Plasmids, conjugation, and transformation III

What is another type of partitioning system?

sok and hok

What is hok?

It encodes a protein that is toxic to the host (host killing)

What does sok make?

It makes an antisense RNA that prevents hok translation (suppressor of killing)

What happens if plasmid is lost?

Hok is made and the cell dies

If you express many genes from a large gene is it a burden if the genes are not required? Is there selection pressure to lose the plasmid?

Yes to both

Are all features of a plasmid always required? Is there a selection pressure? Why? What would happen if the selection pressure disappeared?

No and yes there is because plasmid comes at a cost. Plasmid would probably be lost

Does the environment context matter for whether a plasmid is kept or not? What is a good example?

Yes it is and an example is facultative pathogens

How big is the shigella virulence plasmid?

200 Kb

Is there high expression of the shigella virulence plasmid genes at 37 degrees?

Yes there is

When is the shigella virulence plasmid lost?
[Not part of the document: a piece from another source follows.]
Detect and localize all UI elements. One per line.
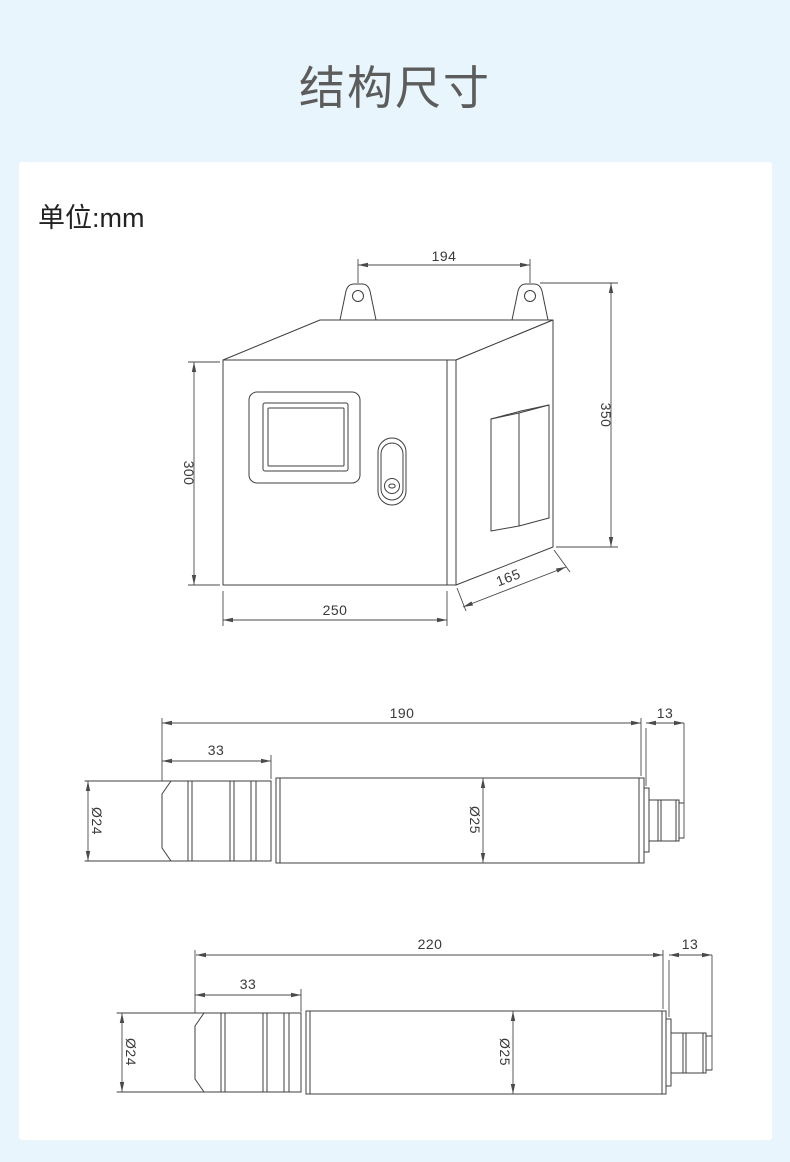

If virulence is not required (in lab grown media)

Do some plasmids encode antibiotic resistance?

Yes

Why might you keep a plasmid?

If an antibiotic is around and you have antibiotic resistance genes on the plasmid

Can plasmids be high or low copy number?

Both

What are three mechanisms that exist to ensure plasmid propagation?

1. Specialized replication mechanisms

2. Partitioning systems that kill host if they do not inherit plasmid

3. Ways of getting rid of other plasmids (incompatibility)

Do plasmids always get along?

No and this is why we have plasmid incompatibility because the plasmid in a cell can combat others from coming in

Are plasmids in the lab unstable? Can they be lost and rearrange? Are they useful in the lab? What can they be used for?

Yes to all. Can be used for recombinant DNA

What is transformation? Can plasmids be moved around this way?

It is the uptake of naked (uncomplexed) DNA and yes

What did Griffiths experiment use? What did it show?

Transformation to show that DNA was the genetic material

What is complexed DNA?

It is when proteins are bound to DNA or it is in a nucleoidor nucleus

What did Griffith use? What encodes the protein coats? What did his experiment show?

Rough and smooth strains (refers to the protein coat) of streptococcus. Genetic material. Genetic material was being exchanged when both strains were mixed that caused the rough strain to turn smooth sometimes and smooth strain could turn rough

Are some strains naturally competent to take up DNA?

Yes

Can cells be made chemically competent? How?

Yes through salt and buffers

What are two desperate ways to transform DNA?

1. Bolistic transformation

2. Electroporation

What is bolistic transformation?

It is when you take a pellet gun and load DNA onto gold particles and shoot the gun and it pierces into cells

What is electroporation?

You can shock the DNA to force the DNA by electric current into the cell using a capacitor

What is a con of transformation?

DNA may encode things that are not beneficial

Why is it difficult to get DNA into bacteria?

This is because you spend so much time getting everything perfect and maintaining the blueprint of life that you don’t want foreign DNA to be able to get in easily and mess everything up. They have mechanisms to prevent this.

What is a benefit of foreign DNA?

It can help you repair DNA

What are competent bacteria?

They can take up DNA from the environment

What phase have naturally competent bacteria become competent in response to?

Growth phase (usually late log phase)

What can competence be linked to?

Diffusible factors (quorum sensing)

What do competent bacterial cells have? What are some examples?

Proteins that bind preferred DNA sequences usually from a related or the same species. Neiseeria and haemophilus spp.

What do naturally competent bacteria have dedicated structures and systems for? Why?

Uptake of DNA because they have a membrane that is difficult for nucleotides to get across

What does DNA enter as? What needs to happen? How?

ssDNA and needs to be turned into dsDNA. Can be done through adding a primer and ssDNA acting as a template or through recombination.